If $L=\mathfrak{sl}(n,F), g\in GL(n,F)$, prove that the map of $L$ to itself defined by $x\rightarrow -gx^tg^{-1}$ ($x^t=$transpose of $x$) belongs to $\operatorname{Aut}L$. When $n=2,g=$identity matrix, prove that this automorphism is inner.
The first part is routine. We check that the map $\varphi$ satisfies $\varphi([x,y])=[\varphi(x),\varphi(y)]:$ $$ -g(xy-yx)^tg^{-1}=gx^ty^tg^{-1}-gy^tx^tg^{-1} $$
so that $\varphi$ is a homomorphism. Moreover, the inverse $\varphi^{-1}$ of $\varphi$ is given by $$\varphi^{-1}(x) = -g^tx(g^{-1})^t$$
so that $\varphi$ is an isomorphism.
Now take $n=2$ and $g=$identity matrix. The map $\varphi$ takes a $2\times 2$ matrix $y$ to $\varphi(y)=-y^t$. We must prove that this automorphism is inner, i.e. it is of the form $\exp\operatorname{ad}x$, with $\operatorname{ad}x$ nilpotent.

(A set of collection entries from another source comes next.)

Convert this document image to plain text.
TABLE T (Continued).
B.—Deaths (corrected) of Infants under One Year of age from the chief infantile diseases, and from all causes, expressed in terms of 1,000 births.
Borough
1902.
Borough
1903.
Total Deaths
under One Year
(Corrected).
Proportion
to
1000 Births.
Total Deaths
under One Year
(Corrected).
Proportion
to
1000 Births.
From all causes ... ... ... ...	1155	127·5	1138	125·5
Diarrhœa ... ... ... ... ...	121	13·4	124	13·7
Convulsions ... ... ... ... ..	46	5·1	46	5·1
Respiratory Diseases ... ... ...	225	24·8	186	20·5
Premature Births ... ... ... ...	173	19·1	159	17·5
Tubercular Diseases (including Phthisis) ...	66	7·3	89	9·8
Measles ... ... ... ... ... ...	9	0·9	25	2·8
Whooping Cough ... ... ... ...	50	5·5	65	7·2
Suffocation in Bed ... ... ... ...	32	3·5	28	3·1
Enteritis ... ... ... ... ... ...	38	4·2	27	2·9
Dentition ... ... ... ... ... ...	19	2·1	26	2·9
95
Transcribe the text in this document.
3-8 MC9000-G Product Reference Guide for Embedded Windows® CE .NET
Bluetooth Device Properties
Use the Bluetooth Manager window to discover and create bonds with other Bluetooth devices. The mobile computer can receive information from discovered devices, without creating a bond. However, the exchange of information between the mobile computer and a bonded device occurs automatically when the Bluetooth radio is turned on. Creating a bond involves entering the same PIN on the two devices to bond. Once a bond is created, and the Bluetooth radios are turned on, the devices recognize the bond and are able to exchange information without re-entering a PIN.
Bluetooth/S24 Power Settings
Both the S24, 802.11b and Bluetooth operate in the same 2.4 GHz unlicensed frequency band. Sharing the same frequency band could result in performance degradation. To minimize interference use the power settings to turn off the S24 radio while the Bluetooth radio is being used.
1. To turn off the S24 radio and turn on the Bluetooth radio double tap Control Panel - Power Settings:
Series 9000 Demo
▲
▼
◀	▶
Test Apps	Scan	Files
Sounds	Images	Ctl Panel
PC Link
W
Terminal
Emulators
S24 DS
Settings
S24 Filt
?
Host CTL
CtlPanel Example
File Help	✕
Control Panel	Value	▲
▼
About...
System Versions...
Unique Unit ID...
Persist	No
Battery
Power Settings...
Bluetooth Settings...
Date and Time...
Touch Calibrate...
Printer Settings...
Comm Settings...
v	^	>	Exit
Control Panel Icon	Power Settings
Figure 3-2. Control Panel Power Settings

We have $\exp\operatorname{ad}x=1+\operatorname{ad}x+(\operatorname{ad}x)^2/2!+\ldots$, so that $\exp\operatorname{ad}x(y) = y + [x,y] + [x[x,y]]/2! + \ldots = y + (xy-yx) + \ldots$.
How can we find the right matrix $x$?
Hint: every matrix $y\in\mathfrak{sl}_2(\mathbb K)$ is a unique linear combination $$y=aX+bY+cH,$$ where $(X,Y,H)$ is the standard basis and $a,b,c\in\mathbb K$. If you write $y$ explicitly, you can show that
$$-y^t=aY+bX-cH.$$
The OP asks for a nilpotent matrix $x$ s.t.
$$\exp(\operatorname{ad}_x)(y)=a\exp(\operatorname{ad}_x)(Y)+b\exp(\operatorname{ad}_x)(X)-c\exp(\operatorname{ad}_x)(H) \stackrel{!}{=}aY+bX-cH.$$
This answer here can be useful to finish the proof. Alternatively, what you need is to compute $\exp(\operatorname{ad}_x)(\cdot)$ on the basis of $\mathfrak{sl}_2(\mathbb K)$.